Europe's third heatwave of 2026 pushes Italy toward 45 degrees, fuels Fontainebleau fire and drives excess deaths
Italy is set to reach 45 degrees Celsius in inland Sardinia as the third major heatwave of the year intensifies across Europe, while a large fire has consumed 800 hectares of the Fontainebleau forest near Paris and the UK reports up to 2,700 excess deaths.
Italy under maximum alert
The third heatwave of the year is entering its most intense phase across Italy. As of 13 July, only two cities were classified under the red-alert 'bollino rosso' health warning. That number rises to four on 14 July and seven on 15 July, with a further nine cities under orange alert, according to the Ministry of Health's heatwave bulletin. Florence and Perugia were already on red alert on Monday, to be joined by Brescia, Bologna, Frosinone, Rome and Turin by mid-week. At 09:30 on Monday morning, Florence's Orto Botanico station recorded 33.5 degrees; nighttime temperatures in the city sat between 22.5 and 23.4 degrees.
- Two red cities: Florence and Perugia
- Four red cities: Brescia and Turin added
- Seven red cities: Bologna, Frosinone and Rome added
- Peak heat: 45 degrees forecast for inland Sardinia
Sardinia could hit 45 degrees
The African anticyclone is pushing hot air from Algeria north-eastward into the peninsula, with the most intense heat expected between Tuesday 14 and Wednesday 15 July. Lorenzo Giovannini, atmospheric physicist at the University of Trento, told ANSA that Sardinia and the Tyrrhenian coast will be hardest hit by mid-week. Inland Sardinia is forecast to reach 42 degrees on Tuesday and 45 degrees by Friday 17 July. Much of central and southern Italy will see temperatures between 39 and 41 degrees, while the Po Valley reaches 37 to 38 degrees in the afternoon. At 1500 metres altitude in Sardinia the temperature will remain at 30 degrees, pushing the zero-degree isotherm above 5000 metres. Rome is expected to hit 38 degrees, Florence 39 degrees. Some relief may arrive over the weekend as cooler air enters from the north-east.
- Inland Sardinia
- 45 °C
- Sardinia (average)
- 42 °C
- Florence
- 39 °C
- Rome
- 38 °C
- Po Valley
- 38 °C
Fontainebleau forest engulfed
In France an overnight fire in the Fontainebleau forest south-east of Paris consumed 800 hectares by midnight, an area the ANSA report described as of exceptional proportions. A column of smoke was visible from 20 kilometres away. Fire trucks drove along narrow forest roads and farmers attached water tanks to their tractors to assist. Authorities urged residents to stay indoors to avoid smoke exposure. The A6 motorway was closed and rail traffic interrupted in the Ile-de-France region. France placed 37 departments under red alert for temperatures above 40 degrees.

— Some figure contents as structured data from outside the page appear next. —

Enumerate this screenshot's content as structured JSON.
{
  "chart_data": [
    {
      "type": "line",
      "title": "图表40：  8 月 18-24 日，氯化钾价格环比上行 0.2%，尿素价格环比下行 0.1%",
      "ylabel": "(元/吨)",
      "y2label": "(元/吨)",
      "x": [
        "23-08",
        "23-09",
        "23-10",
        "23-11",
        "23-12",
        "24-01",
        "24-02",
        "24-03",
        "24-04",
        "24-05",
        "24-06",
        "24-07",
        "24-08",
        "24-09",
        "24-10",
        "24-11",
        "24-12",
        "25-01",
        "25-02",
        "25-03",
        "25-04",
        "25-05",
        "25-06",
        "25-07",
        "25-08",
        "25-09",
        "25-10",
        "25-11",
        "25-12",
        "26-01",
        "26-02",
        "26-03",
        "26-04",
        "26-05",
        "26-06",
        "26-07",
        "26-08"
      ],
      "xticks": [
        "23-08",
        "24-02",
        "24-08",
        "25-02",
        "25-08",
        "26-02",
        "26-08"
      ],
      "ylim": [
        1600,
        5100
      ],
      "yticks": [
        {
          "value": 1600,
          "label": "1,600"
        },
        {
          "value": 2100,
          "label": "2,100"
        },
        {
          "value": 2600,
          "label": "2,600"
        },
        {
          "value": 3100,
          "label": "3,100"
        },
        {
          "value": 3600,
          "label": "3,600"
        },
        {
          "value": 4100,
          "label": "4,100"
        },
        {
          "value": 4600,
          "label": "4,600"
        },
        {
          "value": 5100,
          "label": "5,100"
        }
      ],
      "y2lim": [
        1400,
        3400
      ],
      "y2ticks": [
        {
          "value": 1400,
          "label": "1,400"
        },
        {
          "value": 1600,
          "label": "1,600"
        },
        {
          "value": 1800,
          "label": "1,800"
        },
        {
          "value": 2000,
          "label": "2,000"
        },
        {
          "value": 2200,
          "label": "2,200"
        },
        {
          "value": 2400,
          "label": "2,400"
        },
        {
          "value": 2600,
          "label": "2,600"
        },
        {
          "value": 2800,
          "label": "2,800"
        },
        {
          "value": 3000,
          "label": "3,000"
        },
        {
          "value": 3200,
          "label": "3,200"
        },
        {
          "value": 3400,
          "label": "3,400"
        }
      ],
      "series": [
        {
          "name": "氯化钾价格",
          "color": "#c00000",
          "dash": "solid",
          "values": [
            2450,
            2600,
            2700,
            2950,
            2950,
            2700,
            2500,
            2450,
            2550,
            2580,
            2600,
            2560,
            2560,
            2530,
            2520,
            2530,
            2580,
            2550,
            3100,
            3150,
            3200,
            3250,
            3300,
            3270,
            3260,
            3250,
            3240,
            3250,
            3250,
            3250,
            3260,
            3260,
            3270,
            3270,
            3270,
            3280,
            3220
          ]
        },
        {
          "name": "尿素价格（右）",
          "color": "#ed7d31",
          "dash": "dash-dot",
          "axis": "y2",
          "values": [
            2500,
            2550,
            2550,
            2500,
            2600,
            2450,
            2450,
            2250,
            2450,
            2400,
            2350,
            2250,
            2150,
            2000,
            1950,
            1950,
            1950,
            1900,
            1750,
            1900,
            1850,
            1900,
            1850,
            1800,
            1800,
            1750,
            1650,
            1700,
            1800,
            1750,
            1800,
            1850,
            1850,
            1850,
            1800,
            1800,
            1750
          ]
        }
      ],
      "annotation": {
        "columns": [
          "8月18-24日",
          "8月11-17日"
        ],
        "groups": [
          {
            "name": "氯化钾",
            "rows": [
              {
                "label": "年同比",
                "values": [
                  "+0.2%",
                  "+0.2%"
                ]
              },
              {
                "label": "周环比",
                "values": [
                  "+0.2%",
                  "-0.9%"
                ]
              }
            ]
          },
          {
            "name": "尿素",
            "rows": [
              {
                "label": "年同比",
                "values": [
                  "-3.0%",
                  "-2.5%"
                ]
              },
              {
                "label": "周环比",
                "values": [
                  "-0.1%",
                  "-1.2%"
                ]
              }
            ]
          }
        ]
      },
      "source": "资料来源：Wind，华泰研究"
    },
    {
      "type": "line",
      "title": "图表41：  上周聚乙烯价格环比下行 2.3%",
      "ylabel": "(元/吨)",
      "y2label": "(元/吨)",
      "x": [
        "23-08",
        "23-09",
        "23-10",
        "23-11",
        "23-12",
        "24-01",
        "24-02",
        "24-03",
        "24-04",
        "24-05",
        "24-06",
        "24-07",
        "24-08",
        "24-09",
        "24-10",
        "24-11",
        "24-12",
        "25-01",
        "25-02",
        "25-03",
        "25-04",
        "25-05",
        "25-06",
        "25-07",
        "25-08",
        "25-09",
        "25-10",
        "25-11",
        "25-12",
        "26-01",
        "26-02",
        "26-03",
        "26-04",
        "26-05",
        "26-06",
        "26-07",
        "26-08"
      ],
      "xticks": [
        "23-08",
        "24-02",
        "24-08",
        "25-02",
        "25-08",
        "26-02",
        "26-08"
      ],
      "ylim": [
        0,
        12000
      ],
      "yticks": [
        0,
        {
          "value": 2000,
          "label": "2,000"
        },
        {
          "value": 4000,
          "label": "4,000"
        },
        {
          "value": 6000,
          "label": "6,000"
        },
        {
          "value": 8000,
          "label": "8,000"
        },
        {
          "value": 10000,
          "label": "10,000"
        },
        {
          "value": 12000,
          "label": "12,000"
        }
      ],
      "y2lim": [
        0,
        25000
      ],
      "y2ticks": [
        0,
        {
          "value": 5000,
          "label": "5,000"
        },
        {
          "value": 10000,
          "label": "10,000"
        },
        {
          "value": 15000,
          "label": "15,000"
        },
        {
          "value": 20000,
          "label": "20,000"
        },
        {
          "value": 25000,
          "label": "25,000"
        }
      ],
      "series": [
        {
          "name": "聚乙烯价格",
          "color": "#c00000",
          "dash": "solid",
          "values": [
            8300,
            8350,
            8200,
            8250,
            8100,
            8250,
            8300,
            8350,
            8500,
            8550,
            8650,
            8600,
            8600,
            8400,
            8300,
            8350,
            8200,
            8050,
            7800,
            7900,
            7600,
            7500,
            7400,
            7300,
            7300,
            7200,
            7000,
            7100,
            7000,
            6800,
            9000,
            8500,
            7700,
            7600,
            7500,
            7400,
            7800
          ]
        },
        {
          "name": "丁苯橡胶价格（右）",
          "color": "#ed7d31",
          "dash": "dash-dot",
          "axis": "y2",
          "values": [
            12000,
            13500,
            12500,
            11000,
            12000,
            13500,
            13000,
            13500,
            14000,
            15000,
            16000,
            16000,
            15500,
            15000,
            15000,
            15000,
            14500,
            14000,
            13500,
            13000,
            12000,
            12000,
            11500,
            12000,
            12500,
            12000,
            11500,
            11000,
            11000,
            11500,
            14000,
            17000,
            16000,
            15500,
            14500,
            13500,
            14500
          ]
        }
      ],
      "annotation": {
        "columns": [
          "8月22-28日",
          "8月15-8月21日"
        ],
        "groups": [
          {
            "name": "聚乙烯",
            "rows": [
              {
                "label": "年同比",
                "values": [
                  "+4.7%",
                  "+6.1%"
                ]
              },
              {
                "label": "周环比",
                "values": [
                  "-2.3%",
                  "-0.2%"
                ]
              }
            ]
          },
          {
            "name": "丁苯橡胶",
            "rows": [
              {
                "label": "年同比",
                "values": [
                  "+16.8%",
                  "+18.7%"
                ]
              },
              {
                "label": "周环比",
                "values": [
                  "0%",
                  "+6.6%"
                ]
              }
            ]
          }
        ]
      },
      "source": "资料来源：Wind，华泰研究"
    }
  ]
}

2,700 excess deaths in the UK; 99 drownings in Germany
In the United Kingdom the Met Office extended heat alerts across almost all of England and Wales, with maximum temperatures above 30 degrees expected to persist for much of the week. The heat contributed to a series of wildfires, the largest of which has been burning since Sunday in the Conwy hills of north Wales, where several hundred people were evacuated from rural communities. ANSA reported that up to 2,700 excess deaths were recorded in the UK during May and June linked to high temperatures. In Germany, 99 drownings were recorded in June alone, a total exceeded only once before, when 107 deaths occurred across the entire summer of 2003.
- UK excess deaths (May-June)
- 2700 deaths
- Germany drownings (June 2026)
- 99 deaths
- Germany drownings (summer 2003)
- 107 deaths
Outdoor work halted and a rider strike
With red-alert days multiplying, Italy imposed a stop to outdoor work between 12:00 and 16:00. A Greenpeace-CGIL report identified roughly 1.5 million construction and agricultural workers at risk. On 15 July, Glovo and Deliveroo riders in Florence called a strike over low pay and working conditions at the limit during the heatwave. Coldiretti estimated the agro-food sector will see a 30% drop in harvests. On the Po delta, water temperatures have reached 32 degrees, wiping out 90% of clams and triggering mussel die-offs, adding to the damage already caused by the blue crab.